Partendo dalla frase del grande Woody Allen “L’ 80% DEL SUCCESSO E’ PRESENTARSI” ,e di questo ne sono assolutamente convinta, la storia del biglietto da visita è una storia dalle antiche radici e di grande fascino che risalirebbe all’antica Cina. Secondo gli antichi cermoniali cinesi, infatti, le visite al  mandarino venivano precedute da una lunga striscia di carta “ritomi rossi” sulla quale venivano riportati  il nome e gli eventuali titoli che gli appartenevano. Ma il primo vero biglietto da visita viene inventato intorno al 1700 in Francia, originariamente sotto forma di cartoncino manoscritto , che affidato all’abilita’ di abili pittori e disegnatori riuscivano a creare spesso delle vere e proprie opere d’arte; si dovrà aspettare solo dopo il 1950 per vedere i primi esemplari stampati e arricchiti da stemmi o decori.

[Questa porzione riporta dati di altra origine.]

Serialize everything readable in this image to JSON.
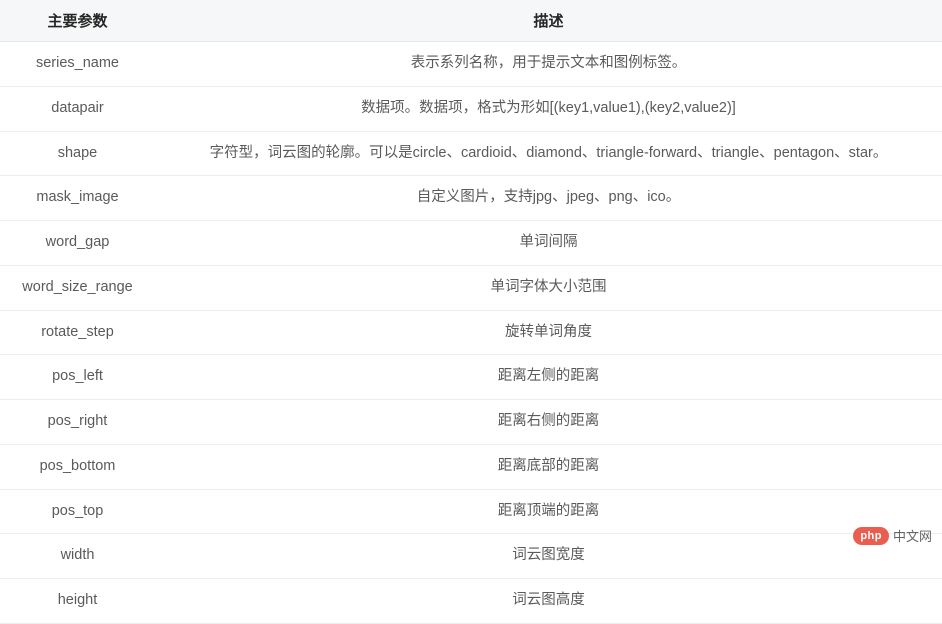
{
  "table": {
    "headers": {
      "param": "主要参数",
      "desc": "描述"
    },
    "rows": [
      {
        "param": "series_name",
        "desc": "表示系列名称，用于提示文本和图例标签。"
      },
      {
        "param": "datapair",
        "desc": "数据项。数据项，格式为形如[(key1,value1),(key2,value2)]"
      },
      {
        "param": "shape",
        "desc": "字符型，词云图的轮廓。可以是circle、cardioid、diamond、triangle-forward、triangle、pentagon、star。"
      },
      {
        "param": "mask_image",
        "desc": "自定义图片，支持jpg、jpeg、png、ico。"
      },
      {
        "param": "word_gap",
        "desc": "单词间隔"
      },
      {
        "param": "word_size_range",
        "desc": "单词字体大小范围"
      },
      {
        "param": "rotate_step",
        "desc": "旋转单词角度"
      },
      {
        "param": "pos_left",
        "desc": "距离左侧的距离"
      },
      {
        "param": "pos_right",
        "desc": "距离右侧的距离"
      },
      {
        "param": "pos_bottom",
        "desc": "距离底部的距离"
      },
      {
        "param": "pos_top",
        "desc": "距离顶端的距离"
      },
      {
        "param": "width",
        "desc": "词云图宽度"
      },
      {
        "param": "height",
        "desc": "词云图高度"
      }
    ]
  },
  "watermark": {
    "badge": "php",
    "text": "中文网"
  }
}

Ovviamente i biglietti seicenteschi e settecenteschi avevano un aspetto ben diverso da quelli attuali, che nel corso degli anni sono andati sempre più semplificandosi, perdendo decisamente il loro originario sapore. E  proprio per il loro fascino ultrasecolare, questo argomento ha suscitato in me un certo interesse ed ho deciso di condividerlo con voi.

Piccolo ma smisuratamente immediato e dalle innumerevoli possibilità di messaggio, il biglietto da visita riesce a sintetizzare molte informazioni di una persona. Questo piccolo oggetto cartaceo ha un grande compito: è la pura rappresentazione della personalità , della signorilità che, nell’immediato,  consente di fare un vero e proprio identikit della persona.

I biglietti da visita sono una vera e propria strategia di comunicazione; per questo ritengo che valga la pena progettarli con attenzione e cura, evitando il fai da te e affidandosi  a professionisti che siano in grado di proporvi innumerevoli possibilità. Si può partire dalla scelta della carta miscelata per arrivare al suo formato, che normalmente varia da 8,5 a 5,5 cm, procedendo alla scelta del colore Pantone appropriato, con possibilità di una particolare verniciatura UV o che potrà essere ulteriormente arricchito da una particolare labbratura: “quel piccolo dettaglio che può fare la differenza”.

Un rispettoso  biglietto personale esce da un apposito portabiglietti ma delle regole di galateo ben precise regolamentano il suo giusto uso. Io cercherò di riassumervi in un elenco le prime dieci regole fondamentali:

  1. Nome e cognome eventualmente preceduti da titolo.
  2. Per la donna sposata nome, cognome del marito, cognome suo, senza alcun titolo.
  3. I titoli stampati sul biglietto non vanno come invece spesso accade cancellati mai si puo’ in alternativa sbarrare l’angolo in alto a sx o l’intera intestazione scrivendo sul retro.
  4. Il biglietto non deve essere né profumato né gualcito né macchiato.
  5. Il cartoncino deve essere di formato standard.
  6. Il carattere scelto deve essere semplice.
  7. L’inchiostro scuro e preferibilmente nero.
  8. Sul biglietto da visita professionale il nome e il cognome devono essere indicati al centro ,in basso a sx l’indirizzo, le donne devono indicare il cognome da nubile.
  9. Sul biglietto personale devono essere presenti nome e cognome ; tuttavia è ammesso inserire l’indirizzo e il numero telefonico e per le donne é possibile utilizzare anche il nome da sposata.
  10. Nel caso si possedesse il doppio biglietto e ci si trovasse nella condizione di usare in ambiente non lavorativo  quello professionale ricordatevi di non barrare mai ne il titolo di studio o altre informazioni.

E considerato il fatto che il proprio biglietto in alcuni casi vi sostituisce, io sarei decisamente più attenta nella scelta: potrebbe esservi di grande aiuto, perché la prima impressione é troppo importante.